Musk tried for months to get out of the Twitter deal, but failed. He offloaded more than $15 billion in Tesla shares — about $8.5 billion in April, then another $6.9 billion in August — to raise enough cash to fund the purchase.
Once he finalized the Twitter acquisition in October, the Bloomberg wealth index knocked $10 billion from his fortune, reflecting that shares of similar businesses have slumped since he made his bid.
Musk has pledged to turn around the social-media platform, but he faces several challenges — some of his own making. He blasted Apple Inc. and threatened to withhold Twitter from its App Store at a time when other companies were already pulling their advertising from the site.
Meanwhile, Twitter is poised to face annual interest costs that exceed a measure of its earnings for all of 2021. Musk’s bankers are considering providing him with new margin loans backed by Tesla stock to replace some of the high-interest debt he layered on Twitter, Bloomberg News reported.
As Tesla’s stock price slides, Musk’s stake in Space Exploration Technologies Corp. has become an increasingly important part of his fortune. It’s worth $47 billion, based on the June funding round that valued the private company at about $125 billion.

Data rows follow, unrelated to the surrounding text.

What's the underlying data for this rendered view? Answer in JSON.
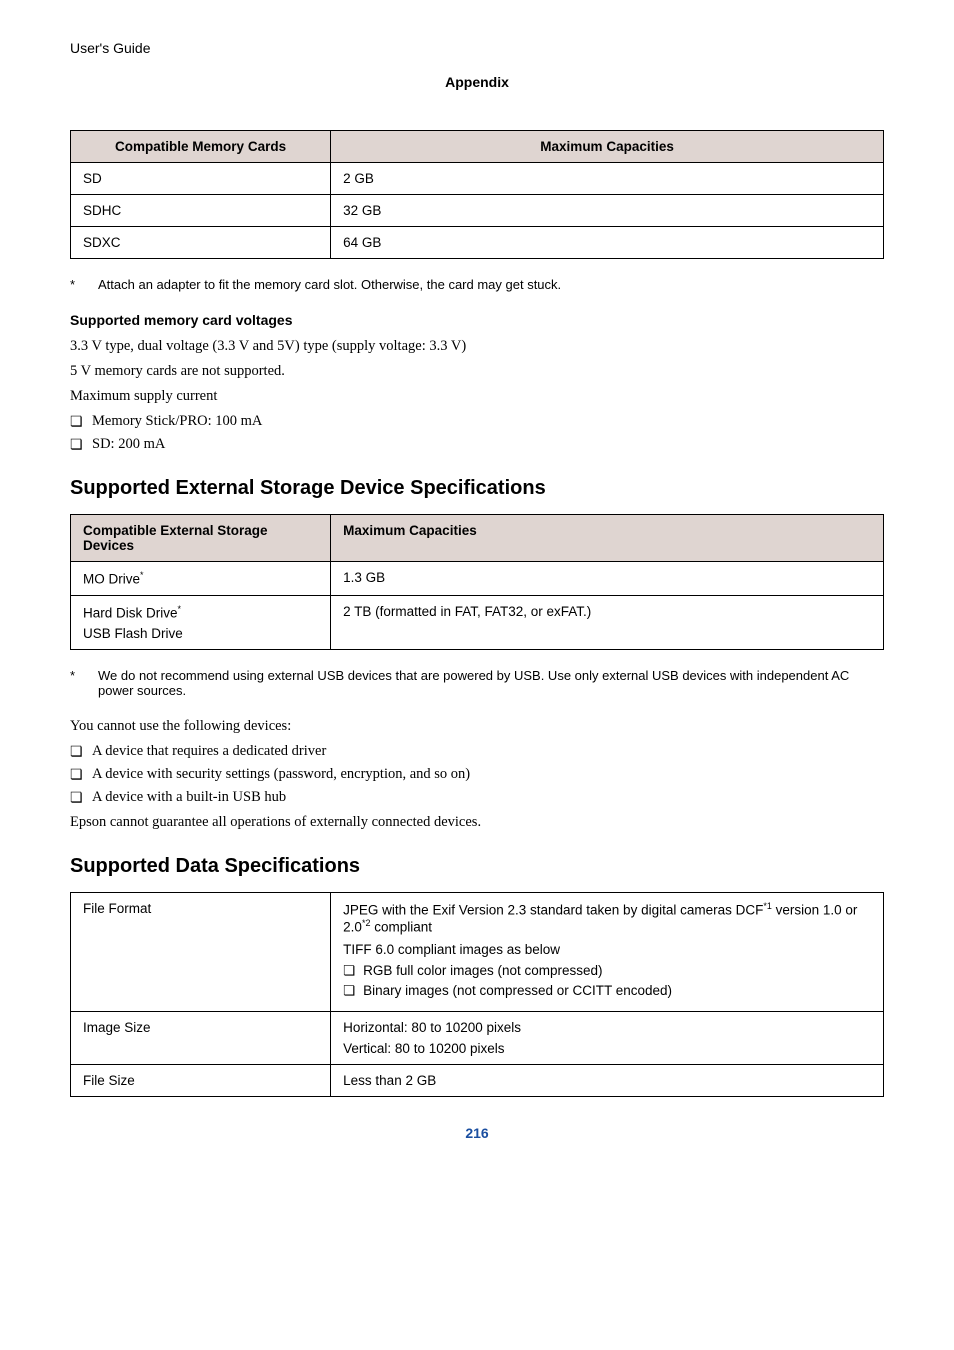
{
  "header": {
    "guide": "User's Guide",
    "section": "Appendix"
  },
  "table1": {
    "headers": [
      "Compatible Memory Cards",
      "Maximum Capacities"
    ],
    "rows": [
      [
        "SD",
        "2 GB"
      ],
      [
        "SDHC",
        "32 GB"
      ],
      [
        "SDXC",
        "64 GB"
      ]
    ]
  },
  "footnote1": {
    "marker": "*",
    "text": "Attach an adapter to fit the memory card slot. Otherwise, the card may get stuck."
  },
  "voltages": {
    "heading": "Supported memory card voltages",
    "lines": [
      "3.3 V type, dual voltage (3.3 V and 5V) type (supply voltage: 3.3 V)",
      "5 V memory cards are not supported.",
      "Maximum supply current"
    ],
    "bullets": [
      "Memory Stick/PRO: 100 mA",
      "SD: 200 mA"
    ]
  },
  "section2": {
    "heading": "Supported External Storage Device Specifications",
    "table": {
      "headers": [
        "Compatible External Storage Devices",
        "Maximum Capacities"
      ],
      "rows": [
        {
          "c1_pre": "MO Drive",
          "c1_sup": "*",
          "c2": "1.3 GB"
        },
        {
          "c1_line1_pre": "Hard Disk Drive",
          "c1_line1_sup": "*",
          "c1_line2": "USB Flash Drive",
          "c2": "2 TB (formatted in FAT, FAT32, or exFAT.)"
        }
      ]
    },
    "footnote": {
      "marker": "*",
      "text": "We do not recommend using external USB devices that are powered by USB. Use only external USB devices with independent AC power sources."
    },
    "para1": "You cannot use the following devices:",
    "bullets": [
      "A device that requires a dedicated driver",
      "A device with security settings (password, encryption, and so on)",
      "A device with a built-in USB hub"
    ],
    "para2": "Epson cannot guarantee all operations of externally connected devices."
  },
  "section3": {
    "heading": "Supported Data Specifications",
    "table": {
      "rows": [
        {
          "label": "File Format",
          "content": {
            "line1_pre": "JPEG with the Exif Version 2.3 standard taken by digital cameras DCF",
            "line1_sup1": "*1",
            "line1_mid": " version 1.0 or 2.0",
            "line1_sup2": "*2",
            "line1_post": " compliant",
            "line2": "TIFF 6.0 compliant images as below",
            "nested": [
              "RGB full color images (not compressed)",
              "Binary images (not compressed or CCITT encoded)"
            ]
          }
        },
        {
          "label": "Image Size",
          "content": {
            "line1": "Horizontal: 80 to 10200 pixels",
            "line2": "Vertical: 80 to 10200 pixels"
          }
        },
        {
          "label": "File Size",
          "content": {
            "line1": "Less than 2 GB"
          }
        }
      ]
    }
  },
  "pageNum": "216",
  "glyphs": {
    "bullet": "❏"
  }
}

SpaceX is offering to sell insider shares at a price that would raise the closely held company’s valuation to about $140 billion, Bloomberg News reported this week, citing people familiar with the matter. That higher value could lift his net worth, but it’s not yet being used by Bloomberg’s wealth index because it’s unclear whether any shares have traded so far and the size of the transactions.
Arnault has long been a mainstay near the top of the wealth rankings, but his fortune never grew at the exponential pace of US tech billionaires. Now his empire is holding up while Mark Zuckerberg, Jeff Bezos and Alphabet Inc.’s Larry Page and Sergey Brin see their wealth hammered by rising interest rates.
Paris-based LVMH Moet Hennessy Louis Vuitton’s designer apparel, fine wines and retail business have benefited from pent-up demand unleashed when Covid-related shopping and travel restrictions were lifted in most countries. Arnault’s brands cater to the affluent — from Christian Dior and Fendi to jewelers Bulgari and Tiffany & Co., and champagne house Moet & Chandon.